South Park didn’t really know how to end the Trump/Satan lovechild storyline, but it’s heartbreaking to see Satan taking down the nursery. That tragic human moment, contrasted with Trump dancing in his newly constructed ballroom, was a great final statement on the season’s political satire. It was a downbeat way to end the season, but that might’ve been the point; it reflects how a lot of people feel right now.

3

Twisted Christian

Jesus and his girlfriend in South Park
Jesus and his girlfriend in South Park

South Park’s season 28 premiere was a mixed bag. All the stuff with Peter Thiel and the 6-7 cult was really funny, playing into the show’s recent lampoon of modern-day Satanic Panic, and it was fun to see that storyline escalate into an Exorcist parody. But it was heartbreaking to see Jesus sell out his values and give in to PC Principal’s warped idea of Christianity.

2

The Woman In The Hat

A seance at the White House in South Park
A seance at the White House in South Park

South Park’s Halloween episodes are some of its best installments. In spooky seasons past, South Park has given us everything from “Korn’s Groovy Pirate Ghost Mystery” to “A Nightmare on FaceTime.” Season 28’s Halloween episode, “The Woman in the Hat,” won’t go down in the history books like those classics, but it was a solid modern-day South Park episode.

It makes great use of horror tropes to lampoon members of Trump’s cabinet. It portrays Stephen Miller as a sunken-eyed crypt-keeper with an Igor-like hunch; it portrays Pam Bondi’s brownnosing with a literal brown nose. Seeing the destruction of the White House in the backdrop of this episode, as the real White House was being torn apart, was as funny as it was disheartening.

The best gag in the episode is the one alluded to in the title, depicting Melania Trump as a Woman in Black/Woman in the Yard-type specter haunting the White House. Plus, “The Woman in the Hat” brought back Kyle’s cousin, Kyle Schwartz, for which I will be eternally grateful.

1

Turkey Trot

Cartman at the Turkey Trot in South Park
Cartman at the Turkey Trot in South Park

Throughout a lot of this season, South Park didn’t really feel like South Park. The series shifted its focus away from its own main characters to do caricatures of Trump’s cabinet. But “Turkey Trot” went back to the show’s roots with a story set in the town itself, focused on the four boys, with sharp current-affairs satire built on top of that.
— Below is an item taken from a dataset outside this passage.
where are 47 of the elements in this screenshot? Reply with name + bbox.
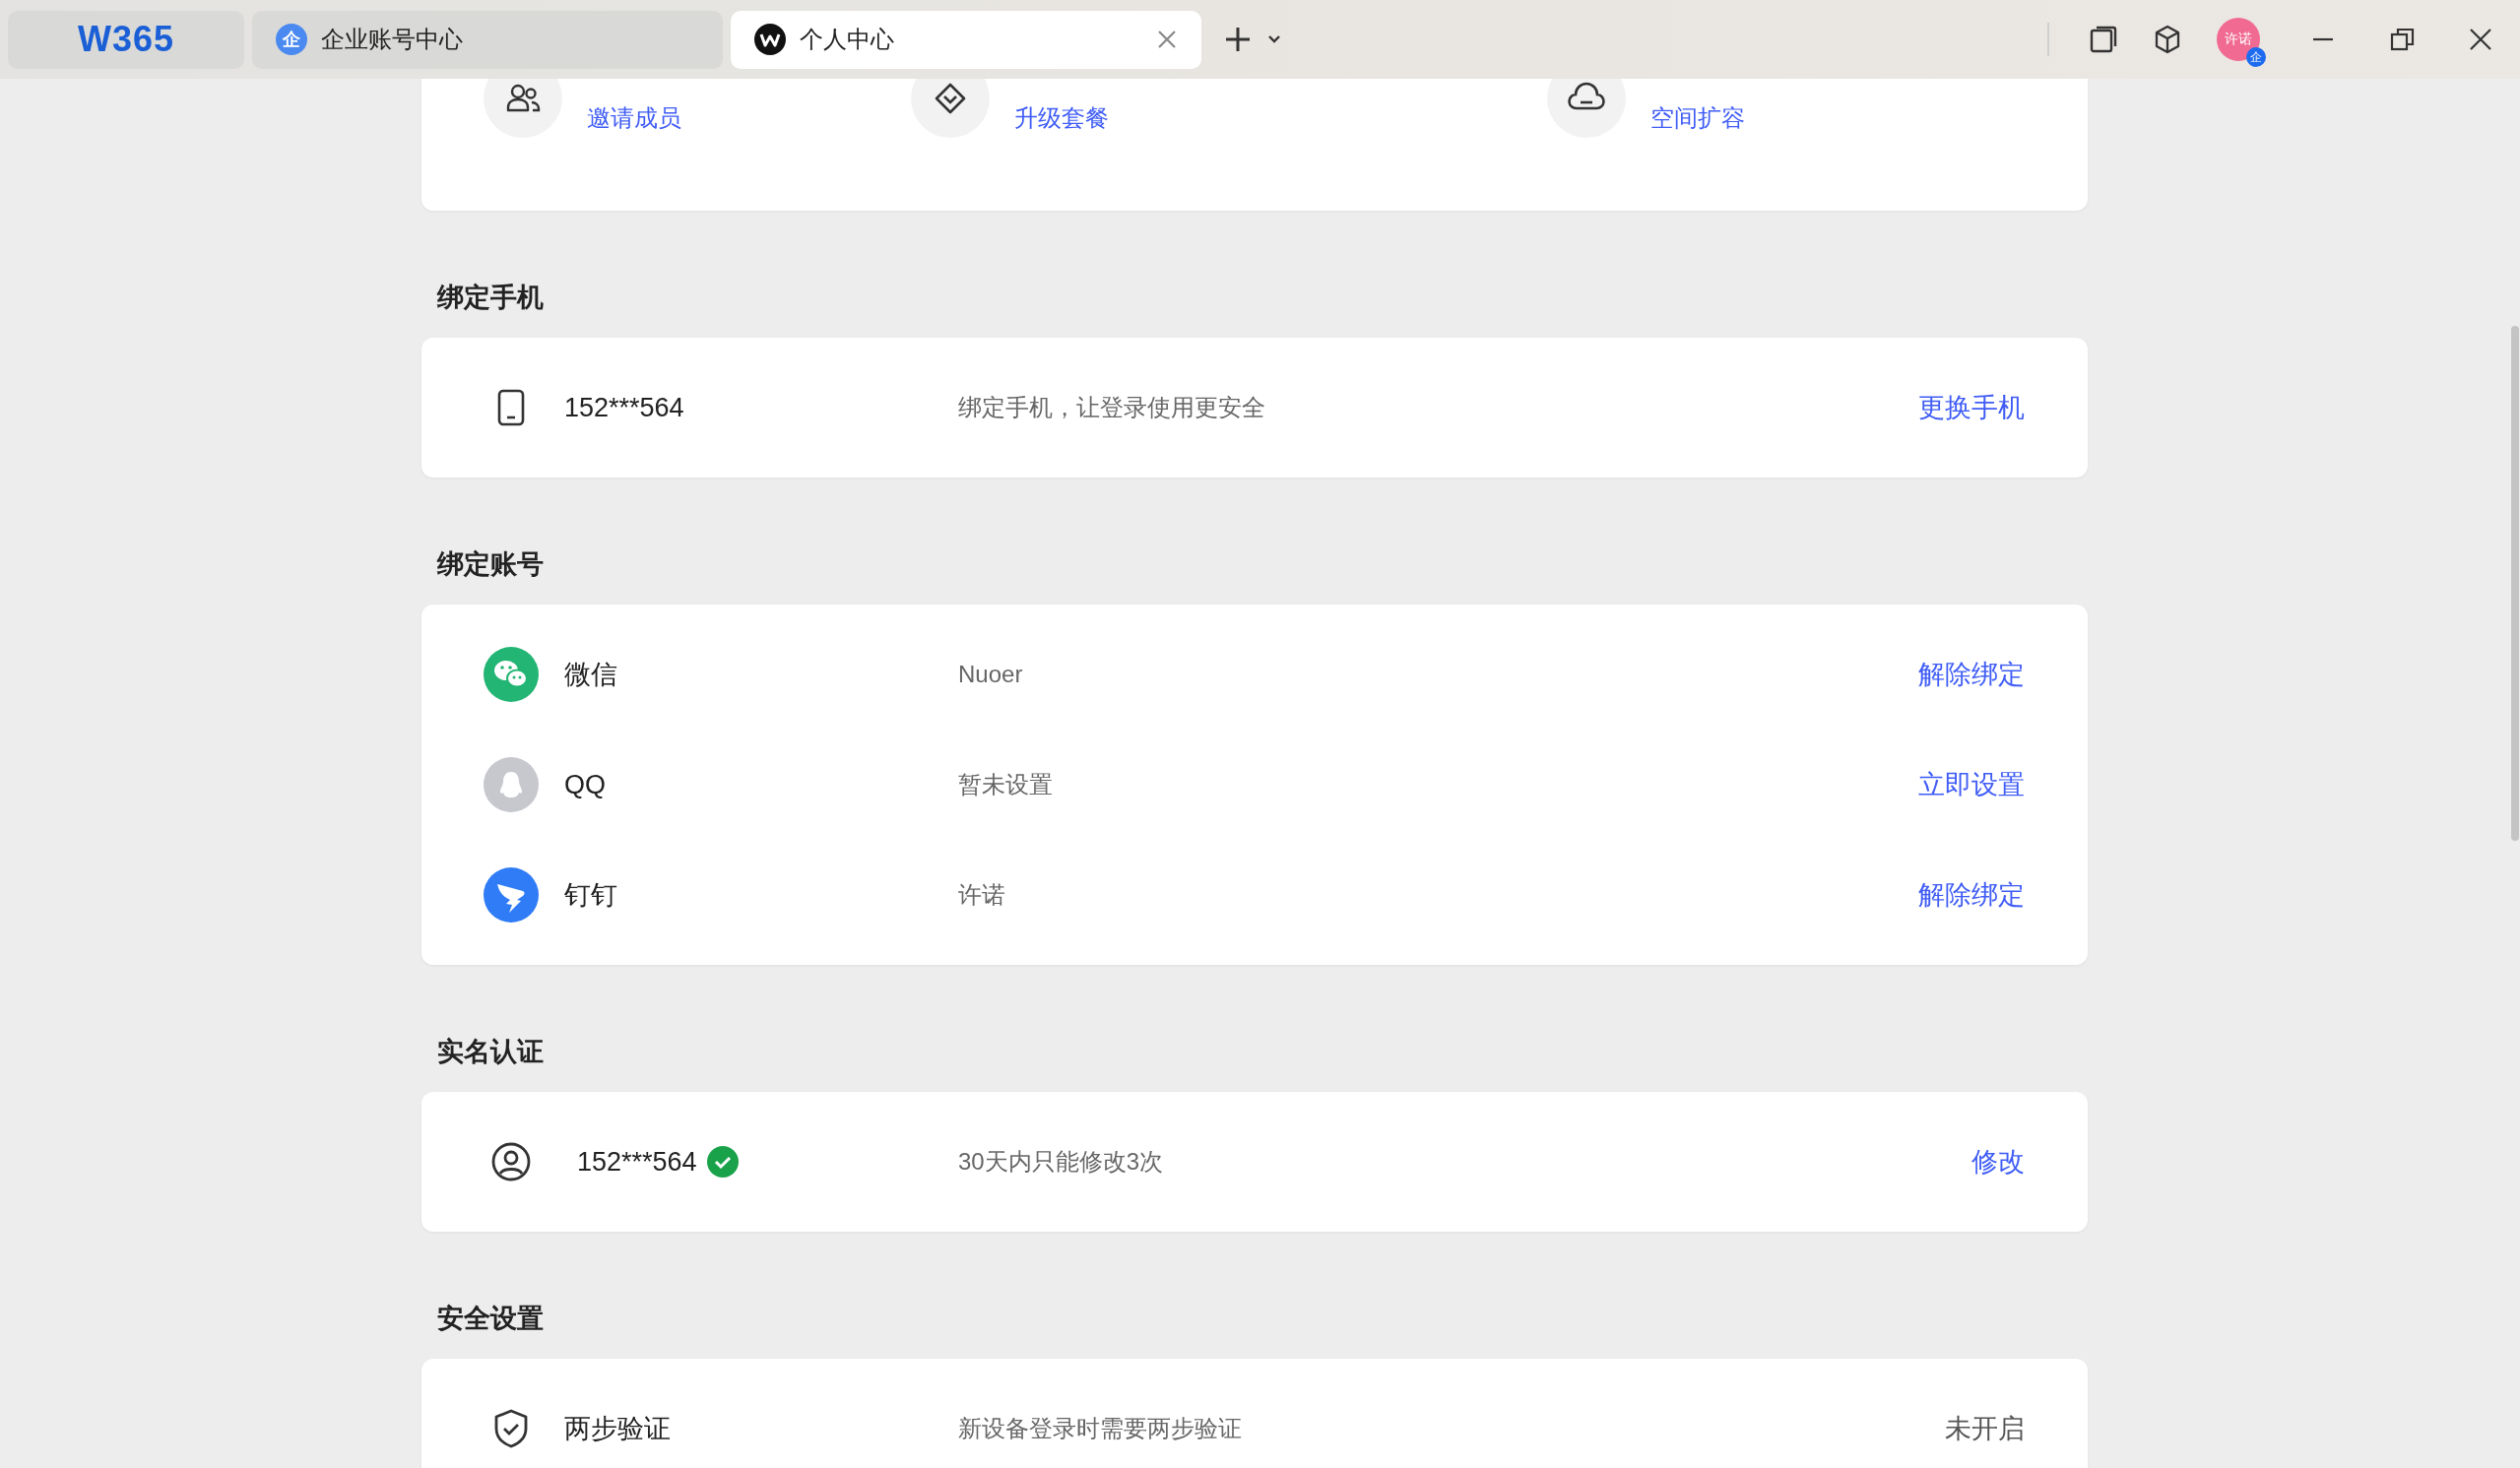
company-icon: 企 xyxy=(276,24,307,55)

It’s about an annual Thanksgiving walkathon that South Park can’t afford to organize because of all the tariffs. The town resorts to taking Saudi money, and everyone in town has to decide whether they feel comfortable taking the money (in a clear parallel to the recent Riyadh Comedy Festival controversy). It was a great way to contextualize a zeitgeisty political debate in the familiar framework of South Park.

In keeping with the season’s traditions, “Turkey Trot” does have a caricature of someone in Trump’s cabinet, but it’s the best one by far: Pete Hegseth, kitted out in military regalia, draped in unearned war medals, lecturing real servicemen and women on valor — this is South Park at its finest. The “Danger Zone” parody is the cherry on top.